Computing & Telecommunications

Steve Furber and Sophie Wilson, The ARM processor

After studying mathematics and computer science at Cambridge University, Sophie Wilson joined Acorn Computers in 1979. Steve Furber earned a B.A. in mathematics and a Ph.D. in aerodynamics from the University of Cambridge and became an employee of Acorn in 1981. Both had worked for Acorn part time since it was founded.

Wilson and Furber led the development of the BBC Micro, creating the operating system and BBC BASIC, designing the hardware, and managing all the people and documentation involved. By the end of its life cycle in 1989, the BBC Micro was used in thousands of schools and more than 1 million units were sold, far beyond the sales goal of 12,000.

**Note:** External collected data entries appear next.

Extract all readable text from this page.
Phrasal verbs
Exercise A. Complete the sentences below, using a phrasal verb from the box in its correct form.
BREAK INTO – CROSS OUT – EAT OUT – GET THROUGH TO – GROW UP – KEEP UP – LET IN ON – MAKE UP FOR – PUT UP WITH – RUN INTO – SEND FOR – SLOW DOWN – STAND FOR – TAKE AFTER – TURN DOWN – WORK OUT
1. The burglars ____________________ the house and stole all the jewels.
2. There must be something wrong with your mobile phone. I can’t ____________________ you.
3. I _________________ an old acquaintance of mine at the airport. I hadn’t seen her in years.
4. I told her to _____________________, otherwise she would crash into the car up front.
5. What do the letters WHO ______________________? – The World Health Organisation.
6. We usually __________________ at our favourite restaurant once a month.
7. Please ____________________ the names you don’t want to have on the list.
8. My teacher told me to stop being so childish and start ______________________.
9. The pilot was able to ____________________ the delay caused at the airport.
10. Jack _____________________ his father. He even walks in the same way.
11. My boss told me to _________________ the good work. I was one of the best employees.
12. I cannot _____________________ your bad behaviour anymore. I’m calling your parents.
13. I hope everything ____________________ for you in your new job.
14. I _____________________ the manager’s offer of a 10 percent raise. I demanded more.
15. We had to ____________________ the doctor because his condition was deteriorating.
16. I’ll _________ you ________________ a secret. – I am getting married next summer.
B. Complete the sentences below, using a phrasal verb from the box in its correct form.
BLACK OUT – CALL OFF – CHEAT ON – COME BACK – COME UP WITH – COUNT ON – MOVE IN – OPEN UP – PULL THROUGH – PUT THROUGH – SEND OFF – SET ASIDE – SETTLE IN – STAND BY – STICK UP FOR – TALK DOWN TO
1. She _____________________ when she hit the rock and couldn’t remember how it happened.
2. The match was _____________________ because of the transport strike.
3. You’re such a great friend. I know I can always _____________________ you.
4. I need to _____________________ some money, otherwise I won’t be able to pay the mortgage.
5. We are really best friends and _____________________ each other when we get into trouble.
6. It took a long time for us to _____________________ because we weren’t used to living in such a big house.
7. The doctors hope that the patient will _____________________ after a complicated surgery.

In 1983, Wilson designed the instruction set for one of the first RISC processors, called the Acorn RISC Machine or ARM. RISC or reduced instruction set computing means a microprocessor chip that uses a reduced and limited set of simple instructions rather than the more complex set of instructions that until then caused most chips to run more slowly than desired.

Once Wilson completed the basic work on the instruction sets, it was up to Furber to turn Wilson’s design into something that could be implemented and manufactured. It took Wilson, Furber and their team about 18 months and 10-12 person-years of work to go from idea to usable chip.

When they first tested the chip, however, the team was puzzled. The device seemed to be using no electrical power whatsoever according to a multimeter. It turned out that the board had a fault and there was no current being sent to the power supply line. The processor was running on electricity that was leaking from the input/output connections.

The ARM chip was not designed to be a low power device, simply to be inexpensive. But its low power consumption turned out to be of extreme importance years later and became one of its biggest selling points. Though ARM chips sold well for a few years, it was not until computing devices got radically smaller with the appearance of MP3 music players, smart phones and tablet computers that low power consumption became a chief selling point for microprocessors.

Today, ARM chips dominate the processor chips inside smart phones, digital cameras and other mobile devices. They can be found in the Apple iPhone and Samsung Galaxy, for example. ARM shipments to date exceed 40 billion units and the company says they are at the heart of more than 35% of all consumer devices worldwide. ARM’s goal is to have its processors in more than half of all tablets, mini-notebooks and other mobile PCs sold by 2015.

Unlike other semiconductor companies, ARM Holdings does not manufacture its own chips. ARM licenses its intellectual property and companies such as Qualcomm, Apple, Intel, Samsung, and Texas Instruments make processors based on its designs. ARM now has 973 licensees and signed 22 new ones in the first quarter of 2013. Shipment of ARM chips are running at about 10 billion a year, up 35% from a year ago.

Furber today is ICL professor of computer engineering at the University of Manchester. Wilson is senior technical director in Broadcom’s Cambridge, UK office.